Sheila’s poem, “Tamarind,” appeared in LPR’s Winter Issue 2019 (available for purchase at this link).

We’re very grateful she’s willing to answer a few questions for us.

Q: You told me you’re feeling “craft insecure” at the moment (hopefully I’m not betraying confidence in asking about that!). I thought maybe you could pick one craft element then that you use in “Tamarind,” and explain if briefly for us. I think you’ll find there’s a ton to choose from.

Andrew—you are not betraying a confidence at all. I think most poets feel “craft insecure” fairly often. I don’t know if it is so much insecurity about the craft or form itself as the tension the critic Charles Altieri describes as the struggle in a poem between “craft” and “sincerity.” You want a poem to feel “sincere”—a truth or an observation that teaches the reader something; at the same time, a poem depends on form to distinguish itself, to catch on fire. I often—make that usually—write my poems in a headlong rush, one big block of text—and the revision process for me is often about finding form.

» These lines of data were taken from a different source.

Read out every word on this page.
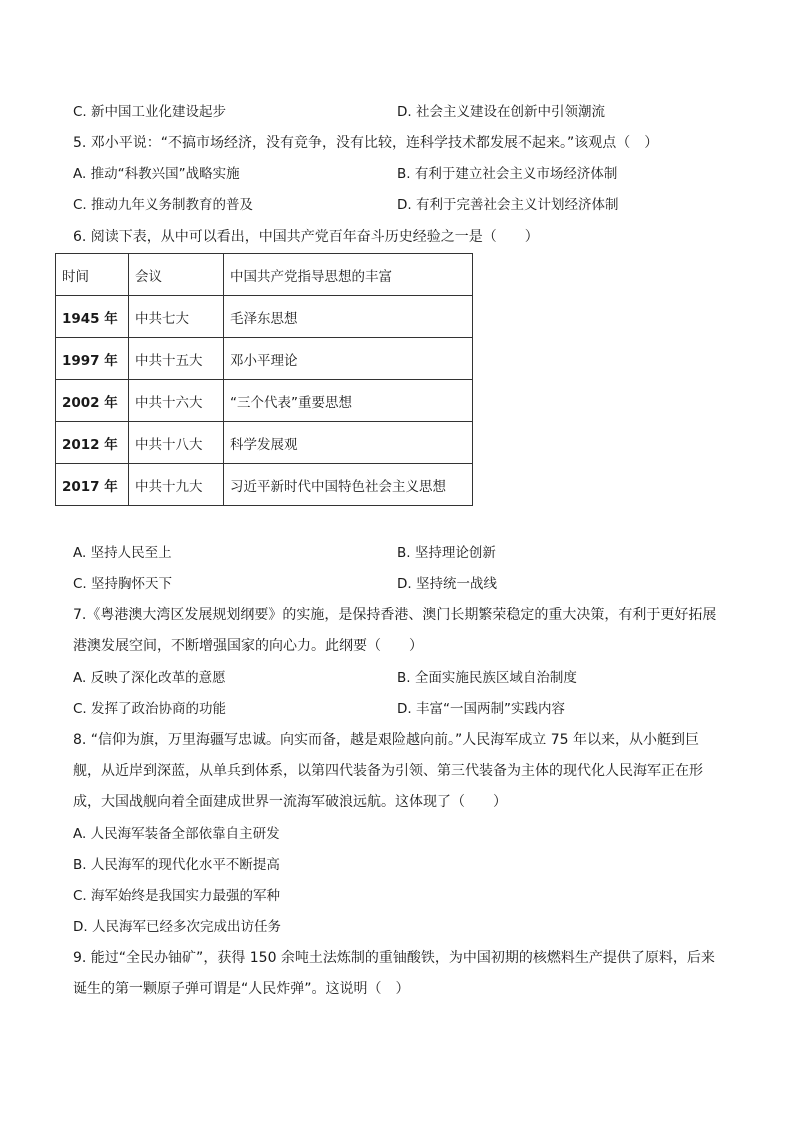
C. 新中国工业化建设起步	D. 社会主义建设在创新中引领潮流
5. 邓小平说：“不搞市场经济，没有竞争，没有比较，连科学技术都发展不起来。”该观点（　）
A. 推动“科教兴国”战略实施	B. 有利于建立社会主义市场经济体制
C. 推动九年义务制教育的普及	D. 有利于完善社会主义计划经济体制
6. 阅读下表，从中可以看出，中国共产党百年奋斗历史经验之一是（　　）
时间	会议	中国共产党指导思想的丰富
1945 年	中共七大	毛泽东思想
1997 年	中共十五大	邓小平理论
2002 年	中共十六大	“三个代表”重要思想
2012 年	中共十八大	科学发展观
2017 年	中共十九大	习近平新时代中国特色社会主义思想
A. 坚持人民至上	B. 坚持理论创新
C. 坚持胸怀天下	D. 坚持统一战线
7.《粤港澳大湾区发展规划纲要》的实施，是保持香港、澳门长期繁荣稳定的重大决策，有利于更好拓展港澳发展空间，不断增强国家的向心力。此纲要（　　）
A. 反映了深化改革的意愿	B. 全面实施民族区域自治制度
C. 发挥了政治协商的功能	D. 丰富“一国两制”实践内容
8. “信仰为旗，万里海疆写忠诚。向实而备，越是艰险越向前。”人民海军成立 75 年以来，从小艇到巨舰，从近岸到深蓝，从单兵到体系，以第四代装备为引领、第三代装备为主体的现代化人民海军正在形成，大国战舰向着全面建成世界一流海军破浪远航。这体现了（　　）
A. 人民海军装备全部依靠自主研发
B. 人民海军的现代化水平不断提高
C. 海军始终是我国实力最强的军种
D. 人民海军已经多次完成出访任务
9. 能过“全民办铀矿”，获得 150 余吨土法炼制的重铀酸铁，为中国初期的核燃料生产提供了原料，后来诞生的第一颗原子弹可谓是“人民炸弹”。这说明（　）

Putting “Tamarind” into couplets sort of snapped the poem into shape. I think because it allowed the white space between each couplet to do some of the work of the poem. The speaker is talking about sexuality, coming of age, and within a particularly fraught Caribbean (I spent a good part of my childhood in Nassau, Bahamas) historical context. The couplet form, and the space it gave for a kind of breathing in the poem, I hope creates a kind of outline or ghostly sense of that pressure—the things the speaker apprehends, but not entirely. I care a lot about sound in my poems so the poem also moves forward with a lot of internal rhyming—slant rhymes, sometimes full rhymes, buried within the lines (she/seed/tree). The poem also uses repetition of words—again she/seed/tree, etc.—to tell its story. I love how in a poem you can shift the sense of a word through a poem simply by repeating it or how even the act of repeating a word gives it a kind of double presence—the sound and what it signifies somehow playing off one another.

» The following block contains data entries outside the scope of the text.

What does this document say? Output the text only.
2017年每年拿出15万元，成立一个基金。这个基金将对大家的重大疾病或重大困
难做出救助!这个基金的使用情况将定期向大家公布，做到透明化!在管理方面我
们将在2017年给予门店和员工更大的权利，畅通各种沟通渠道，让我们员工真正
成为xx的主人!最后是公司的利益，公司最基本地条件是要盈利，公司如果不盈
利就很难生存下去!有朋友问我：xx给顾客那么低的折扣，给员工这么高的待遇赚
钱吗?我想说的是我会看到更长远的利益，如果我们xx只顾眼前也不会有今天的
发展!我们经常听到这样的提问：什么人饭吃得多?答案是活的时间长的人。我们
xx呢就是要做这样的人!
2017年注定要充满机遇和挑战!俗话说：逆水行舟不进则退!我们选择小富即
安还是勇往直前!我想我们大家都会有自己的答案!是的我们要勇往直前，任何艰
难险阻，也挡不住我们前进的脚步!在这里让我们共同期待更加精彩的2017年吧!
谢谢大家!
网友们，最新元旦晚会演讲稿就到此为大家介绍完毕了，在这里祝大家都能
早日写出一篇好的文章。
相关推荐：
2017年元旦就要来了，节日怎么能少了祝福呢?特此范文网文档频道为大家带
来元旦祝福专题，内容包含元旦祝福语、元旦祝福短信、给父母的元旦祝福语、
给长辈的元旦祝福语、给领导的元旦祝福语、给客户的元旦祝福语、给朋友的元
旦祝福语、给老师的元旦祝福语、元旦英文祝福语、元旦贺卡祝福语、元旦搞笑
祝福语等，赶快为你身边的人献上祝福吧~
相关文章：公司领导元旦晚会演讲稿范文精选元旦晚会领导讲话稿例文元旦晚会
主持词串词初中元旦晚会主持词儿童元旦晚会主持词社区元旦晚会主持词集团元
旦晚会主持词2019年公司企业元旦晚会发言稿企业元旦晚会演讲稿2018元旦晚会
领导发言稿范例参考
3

Q: You’ve described yourself as “attracted to the unruly and confrontational elements of the confessional.” What does “confessional” mean to you? And would you describe “Tamarind” in this way?

I tend to think of the confessional in much the terms Cate Marvin has written about it—as a dramatic form, where what is dramatized is not merely trauma itself, but the speaker’s relationship to that trauma and the act of speaking that trauma. I think in what we consider the first generation of confessional poets—Plath, Sexton, Berryman, et al.—the speaker’s voice, the dramatic wrestling of finding a voice with which to speak, is often foregrounded; what was innovative in this “confessional poetry” was the way the poem encompassed their speakers’ stuttering, difficulty, self-mythologizing, etc., as they sought to deal with or reveal charged material or content.

A friend of mine—a very great poet—once took me to task for calling myself confessional; he said I didn’t really have the right kind of history or psychological make-up—no drunken father or absent mother, no real primal trauma I was attempting to exorcise. He also said that I did not seem to be a sufficiently unreliable or untrustworthy enough narrator to call myself confessional, which always amused me a little. I think what he meant was that in the classic confessional poem, part of the drama of arises from the ways in which the reader must interpret what the narrator or speaker really feels about the traumatic situation described. Think for example, of how Plath’s “Daddy,” ostensibly a furious repudiation of her father, is also in some sense a love poem. He said—my friend—that I was more a poet of unease. I’ve thought about that a lot, and I think it is true. I came of age in the Watergate years and something of that sense of profound lack of certainty or trust really infuses my work. I think my speakers are often grappling with a feeling that they are born into a world that is unreliable where various truths are always buried or concealed. That might also be a result of growing up in many countries as the child of a foreign service officer—I had a sense of being somewhat outside, in exile, not sure where I belonged or what I was supposed to represent. I think that is reflected in “Tamarind” when you look at the uncertainty of the speaker versus the more declarative stance of her friend.